Josephine Baker was blessed with her first name, which endeared her to Paris. Escaping the St. Louis slums to the Harlem Renaissance of the 1920s, she escaped to Paris and les Folies Bergère, sort of like a Soviet athlete defecting to the West. It didn't hurt that she was willing to perform almost nude. Know your audience, and it beat the slums of St. Louis.
And make no mistake about it, she defected to freedom - a freedom from Jim Crow - where she became so famous that when the Nazis conquered France, she was able to run a spy ring under their very noses despite being black (Schwartzmusik) and being married to a Jew (Judenmusik).

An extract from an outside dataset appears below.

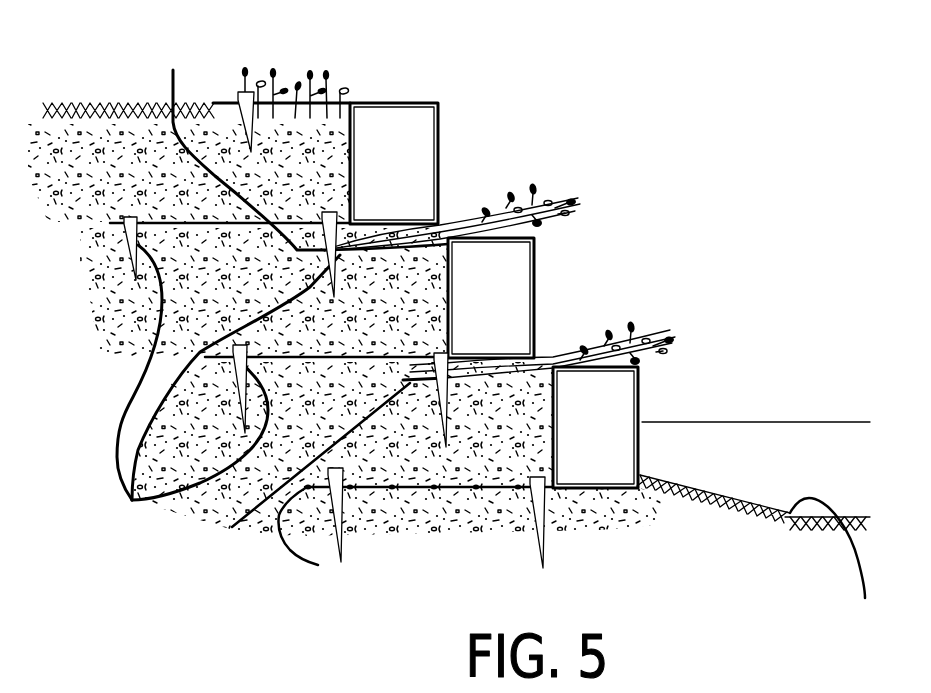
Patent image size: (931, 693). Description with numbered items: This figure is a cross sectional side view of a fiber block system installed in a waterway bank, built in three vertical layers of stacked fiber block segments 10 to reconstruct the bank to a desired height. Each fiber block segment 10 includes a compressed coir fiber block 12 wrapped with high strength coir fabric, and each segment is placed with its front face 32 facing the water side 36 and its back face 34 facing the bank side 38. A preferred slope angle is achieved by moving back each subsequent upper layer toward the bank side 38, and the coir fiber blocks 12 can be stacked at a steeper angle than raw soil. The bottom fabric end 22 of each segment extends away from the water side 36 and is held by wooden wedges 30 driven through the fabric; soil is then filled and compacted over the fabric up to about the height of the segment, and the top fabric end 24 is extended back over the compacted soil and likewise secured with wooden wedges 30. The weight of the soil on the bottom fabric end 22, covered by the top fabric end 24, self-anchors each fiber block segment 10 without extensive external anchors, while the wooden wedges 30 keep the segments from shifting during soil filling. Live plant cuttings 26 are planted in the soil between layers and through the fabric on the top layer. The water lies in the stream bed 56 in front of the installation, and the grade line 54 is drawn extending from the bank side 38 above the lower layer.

Her life is an astonishing story, not least when she was asked to perform in the up-and-coming Las Vegas after the war. They only had segregated nightclubs; she told them that she'd sing, but they'd have to integrate. They didn't like that, but she'd stared down the Nazis - the Las Vegas nightclubs were nothing. After all, she'd smuggled messages back to Occupied France from French North Africa in her underwear.
She was the first American woman to be awarded the French Croix de Guerre, equivalent of our Medal Of Honor.
J'ai deux amours may refer to the two countries, France and America. Then again, it might not - that's a very French ambiguity.
Baker died in 1974, known in France simply as La Baker. R.I.P.